Marla’s phone buzzed like a wasp in a blender. She’d just joined the #DuckWalkChallenge, a TikTok trend where users mimicked a duck’s waddle while lip-syncing to “Blinding Lights.” Marla, 17, had never seen the video, but her best friend, Tasha, had already posted a clip of herself doing the move in a tutu. Marla’s version? A full-body mime routine, complete with a rubber chicken she’d found in her dad’s garage.
“This is gonna be legendary,” Marla whispered, adjusting her duck hat (a paper plate with googly eyes). She queued the song, bent her knees, and began waddling. The rubber chicken flopped in her hand like a dying fish. The camera rolled.
Cut to Marla mid-stride, duck hat askew, when her sneaker slipped on a puddle of expired sunscreen. She executed a flawless face-plant into the backyard sandbox, chicken flying solo. The video caption read: “When you try to trend but the universe has other plans.”

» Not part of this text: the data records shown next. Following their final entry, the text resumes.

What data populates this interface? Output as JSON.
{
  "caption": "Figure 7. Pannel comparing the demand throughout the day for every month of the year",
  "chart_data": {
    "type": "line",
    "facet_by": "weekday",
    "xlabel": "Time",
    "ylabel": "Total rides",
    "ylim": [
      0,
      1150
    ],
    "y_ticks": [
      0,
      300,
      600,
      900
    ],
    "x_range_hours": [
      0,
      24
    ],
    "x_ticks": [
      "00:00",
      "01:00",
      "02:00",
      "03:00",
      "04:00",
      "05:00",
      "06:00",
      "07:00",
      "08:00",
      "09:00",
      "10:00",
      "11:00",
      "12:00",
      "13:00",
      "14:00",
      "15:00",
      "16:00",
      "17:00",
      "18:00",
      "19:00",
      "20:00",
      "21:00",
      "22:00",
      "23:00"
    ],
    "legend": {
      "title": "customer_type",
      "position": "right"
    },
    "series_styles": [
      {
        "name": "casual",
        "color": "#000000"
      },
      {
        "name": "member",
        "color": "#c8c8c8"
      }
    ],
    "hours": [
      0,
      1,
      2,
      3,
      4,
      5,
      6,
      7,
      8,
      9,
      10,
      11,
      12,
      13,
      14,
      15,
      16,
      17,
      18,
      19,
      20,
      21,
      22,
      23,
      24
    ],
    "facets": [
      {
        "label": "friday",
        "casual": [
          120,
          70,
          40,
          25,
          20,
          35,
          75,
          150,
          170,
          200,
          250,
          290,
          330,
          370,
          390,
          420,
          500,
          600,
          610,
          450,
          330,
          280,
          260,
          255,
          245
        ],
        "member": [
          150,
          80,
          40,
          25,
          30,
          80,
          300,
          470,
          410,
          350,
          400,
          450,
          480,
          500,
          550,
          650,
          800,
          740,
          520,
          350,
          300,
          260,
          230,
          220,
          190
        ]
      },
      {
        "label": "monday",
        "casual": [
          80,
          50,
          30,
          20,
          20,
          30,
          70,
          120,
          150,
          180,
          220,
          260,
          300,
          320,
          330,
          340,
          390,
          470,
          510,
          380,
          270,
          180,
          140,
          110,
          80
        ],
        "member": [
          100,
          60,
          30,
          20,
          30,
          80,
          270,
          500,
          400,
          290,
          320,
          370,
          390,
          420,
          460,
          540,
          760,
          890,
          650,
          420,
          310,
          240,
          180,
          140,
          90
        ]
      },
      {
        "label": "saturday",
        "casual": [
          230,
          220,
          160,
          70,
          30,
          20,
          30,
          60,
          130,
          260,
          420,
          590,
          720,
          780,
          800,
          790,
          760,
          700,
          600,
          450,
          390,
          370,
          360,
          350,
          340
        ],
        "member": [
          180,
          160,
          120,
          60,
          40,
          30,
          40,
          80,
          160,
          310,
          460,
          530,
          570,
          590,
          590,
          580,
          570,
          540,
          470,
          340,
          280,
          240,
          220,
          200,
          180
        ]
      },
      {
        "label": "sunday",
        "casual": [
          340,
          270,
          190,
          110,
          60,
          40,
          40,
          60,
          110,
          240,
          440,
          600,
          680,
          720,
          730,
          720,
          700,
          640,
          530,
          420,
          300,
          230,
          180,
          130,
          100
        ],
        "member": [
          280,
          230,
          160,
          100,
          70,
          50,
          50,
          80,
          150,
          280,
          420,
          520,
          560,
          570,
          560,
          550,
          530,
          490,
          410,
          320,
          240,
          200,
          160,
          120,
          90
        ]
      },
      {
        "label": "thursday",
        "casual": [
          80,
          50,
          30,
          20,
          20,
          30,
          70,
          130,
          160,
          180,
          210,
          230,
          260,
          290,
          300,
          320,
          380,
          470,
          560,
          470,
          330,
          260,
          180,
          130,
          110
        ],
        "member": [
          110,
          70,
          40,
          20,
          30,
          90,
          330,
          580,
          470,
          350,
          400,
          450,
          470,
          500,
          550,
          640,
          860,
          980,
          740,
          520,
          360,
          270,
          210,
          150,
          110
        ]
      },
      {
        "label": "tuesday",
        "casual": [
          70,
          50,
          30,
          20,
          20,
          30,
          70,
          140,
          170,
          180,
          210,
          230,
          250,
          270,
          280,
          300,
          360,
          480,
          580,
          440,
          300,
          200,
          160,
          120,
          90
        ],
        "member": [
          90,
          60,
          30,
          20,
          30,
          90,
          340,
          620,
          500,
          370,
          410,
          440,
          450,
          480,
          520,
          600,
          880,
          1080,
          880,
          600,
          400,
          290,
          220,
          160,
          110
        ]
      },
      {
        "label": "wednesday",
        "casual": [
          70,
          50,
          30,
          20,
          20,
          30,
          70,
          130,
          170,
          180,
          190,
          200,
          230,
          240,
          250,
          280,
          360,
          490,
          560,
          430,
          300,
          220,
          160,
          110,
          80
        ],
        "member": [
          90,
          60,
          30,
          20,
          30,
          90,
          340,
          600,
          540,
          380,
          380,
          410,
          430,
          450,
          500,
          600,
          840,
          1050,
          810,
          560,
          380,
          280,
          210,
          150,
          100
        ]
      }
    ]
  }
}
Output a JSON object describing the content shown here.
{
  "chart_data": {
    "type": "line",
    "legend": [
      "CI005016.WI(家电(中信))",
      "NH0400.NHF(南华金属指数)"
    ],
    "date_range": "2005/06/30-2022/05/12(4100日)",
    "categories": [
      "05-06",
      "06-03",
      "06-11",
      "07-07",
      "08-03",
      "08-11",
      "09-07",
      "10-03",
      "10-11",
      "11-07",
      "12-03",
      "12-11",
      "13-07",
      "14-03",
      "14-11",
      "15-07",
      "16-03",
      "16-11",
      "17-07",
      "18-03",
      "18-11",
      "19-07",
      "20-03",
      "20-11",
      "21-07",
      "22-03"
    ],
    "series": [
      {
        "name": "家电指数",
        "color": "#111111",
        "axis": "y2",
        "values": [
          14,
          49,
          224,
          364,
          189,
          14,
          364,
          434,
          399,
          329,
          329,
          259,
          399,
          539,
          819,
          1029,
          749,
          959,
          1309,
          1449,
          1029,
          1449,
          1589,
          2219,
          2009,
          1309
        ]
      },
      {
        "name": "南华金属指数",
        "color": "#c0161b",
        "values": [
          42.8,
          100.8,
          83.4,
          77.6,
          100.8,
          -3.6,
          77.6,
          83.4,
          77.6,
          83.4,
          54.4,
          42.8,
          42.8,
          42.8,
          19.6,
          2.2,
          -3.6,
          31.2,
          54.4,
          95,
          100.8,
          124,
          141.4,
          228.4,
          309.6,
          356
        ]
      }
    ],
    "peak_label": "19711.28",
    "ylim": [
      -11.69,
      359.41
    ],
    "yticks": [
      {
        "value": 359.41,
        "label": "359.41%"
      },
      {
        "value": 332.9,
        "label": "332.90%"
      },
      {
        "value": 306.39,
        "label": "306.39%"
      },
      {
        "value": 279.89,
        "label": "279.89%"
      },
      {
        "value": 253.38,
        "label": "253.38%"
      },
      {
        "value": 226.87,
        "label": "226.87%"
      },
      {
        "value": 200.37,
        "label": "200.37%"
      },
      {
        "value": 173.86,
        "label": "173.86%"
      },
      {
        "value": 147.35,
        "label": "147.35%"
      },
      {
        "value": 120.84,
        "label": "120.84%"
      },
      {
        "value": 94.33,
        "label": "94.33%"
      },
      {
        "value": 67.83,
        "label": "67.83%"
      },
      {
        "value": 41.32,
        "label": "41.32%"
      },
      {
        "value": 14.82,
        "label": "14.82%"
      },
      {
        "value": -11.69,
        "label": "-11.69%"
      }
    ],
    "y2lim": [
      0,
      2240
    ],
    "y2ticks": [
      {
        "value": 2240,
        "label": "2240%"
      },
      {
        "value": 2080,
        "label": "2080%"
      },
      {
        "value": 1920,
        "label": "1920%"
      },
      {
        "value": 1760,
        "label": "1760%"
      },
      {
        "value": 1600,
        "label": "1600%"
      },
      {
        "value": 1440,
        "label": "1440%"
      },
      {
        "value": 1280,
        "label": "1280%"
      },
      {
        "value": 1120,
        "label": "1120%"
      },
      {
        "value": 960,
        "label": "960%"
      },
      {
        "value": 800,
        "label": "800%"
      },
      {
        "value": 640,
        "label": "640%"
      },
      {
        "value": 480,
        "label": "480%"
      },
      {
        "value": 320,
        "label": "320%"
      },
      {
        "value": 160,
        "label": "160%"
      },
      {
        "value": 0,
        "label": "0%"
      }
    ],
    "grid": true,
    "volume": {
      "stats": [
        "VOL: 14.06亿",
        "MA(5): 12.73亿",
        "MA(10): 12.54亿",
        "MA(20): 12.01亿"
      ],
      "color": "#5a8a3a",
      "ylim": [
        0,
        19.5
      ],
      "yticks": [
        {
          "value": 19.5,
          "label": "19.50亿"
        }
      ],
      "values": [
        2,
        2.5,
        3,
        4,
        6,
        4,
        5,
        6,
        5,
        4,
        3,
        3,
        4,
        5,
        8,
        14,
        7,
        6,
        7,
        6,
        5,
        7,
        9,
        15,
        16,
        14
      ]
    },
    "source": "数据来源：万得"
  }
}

Tasha’s comment appeared instantly: “BRB crying laughing.” Marla’s followers spiked to 10k. The #DuckWalkChallenge exploded. Strangers sent her DMs: “Send help. My dog is doing the duck walk now.”
Marla, now a viral legend, never did master the dance. But she’d found her groove—literally. The rubber chicken became a meme icon. And Marla? She retired her duck hat, but kept the sunscreen. Just in case.